Yapılması gerekenler boyutunda kaynaştırma eğitiminin “çoğu zaman” düzeyinde olması ortamın ve materyallerin, kaynaştırmaya uygun olmaması ve öğretmenin kaynaştırma öğrencisine yönelik yeterli olmamasından kaynaklandığı düşünülebilir. Buna benzer olarak Gök (2013) çalışmasında da, kaynaştırma eğitimi öğrencisi bulunan sınıf öğretmenlerinin sınıf yönetiminde karşılaştıkları zorluklar incelenmiş ve öğretmenlerin kaynaştırma öğrencisi ile iletişim sorunları yaşadığını, diğer öğrencilerin kaynaştırma öğrencisini kabullenemediğini, sınıfların kalabalık olduğunu belirtmiştir. Psikolojik Red, eğitsel fayda, boyutunda yine “çoğu zaman’’ sonucu yine kaynaştırma konusunda yapılması gerekenler boyutu ile bağlantılı olduğu ve öğretmenlerin kendilerini eksik hissetmeleri olasılığını düşündürmektedir. Psikolojik Red, eğitsel fayda, destek olma ve çaba gösterme, sınıf yönetimini zorlaştırma, eğitsel kaygı, bireysel eğitim/soyutlama, duygusal zarar, bütünleşik yaklaşım, mesleki yetersizlik, amaca yönelik kaygı boyutlarında da “çoğu zaman’’ düzeyinin olması kaynaştırman eğitimine olumsuz yakalaşan Batı Trakyalı Azınlık öğretmenleri bu yaklaşımlarının “yapılması gereken” boyutuyla ilgili olduğu.
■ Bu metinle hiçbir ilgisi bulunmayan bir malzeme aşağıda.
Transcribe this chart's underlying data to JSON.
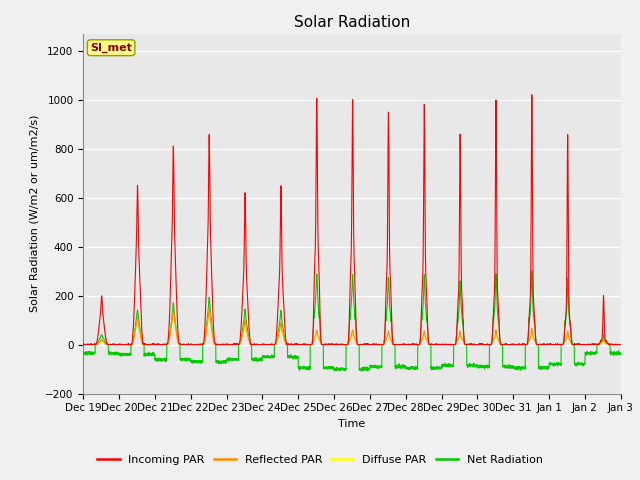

Sınıfların kaynaştırma eğitimine uygun olmayışı, materyallerin eksik oluşu, öğretmenin bireyselleştirilmiş eğitim programında kendini yetersiz hissetmesi, normal gelişim gösteren öğrenci ile özel gereksinimli kaynaştırma öğrencisi ile ilişkilerini güçlendiremeyişi yapılması gerekenlerin başında olduğu düşünüldüğünde diğer tüm boyutlarda da olumusuz doğuracağı düşünülmektedir. Kendini yeterli hissetmeyen öğretmen psikolojik olarak kaynaştırma eğitimini reddeder, eğitsel fayda sağlayamaz, öğrenciye destek olup ilerlemesi konusunda çaba gösteremez, sınıf yönetiminin zorlaşacağına inanır. Kendini sadece kaynaştırma eğitiminde değil tüm meslek hayatında eksik hissedebilir ve bu eğitimin amacına yönelik kaygılar duyacağı düşünülmeltedir. Kısaca Batı Trakya azınlık öğretmenlerinin tutumların bit çok boyutta “çoğu zaman’’ düzeyinin çıkması, öğretmenlerin kaynaştırma eğitimi alanında yeterli donanıma sahip olmadıkları ile yakın ilişkide olduğu düşünülmektedir. Mesleki Hazır Bulunuşluk boyutunda ise öğretmenlerin kaynaştırma eğitimindeki tutumlarının “bazen”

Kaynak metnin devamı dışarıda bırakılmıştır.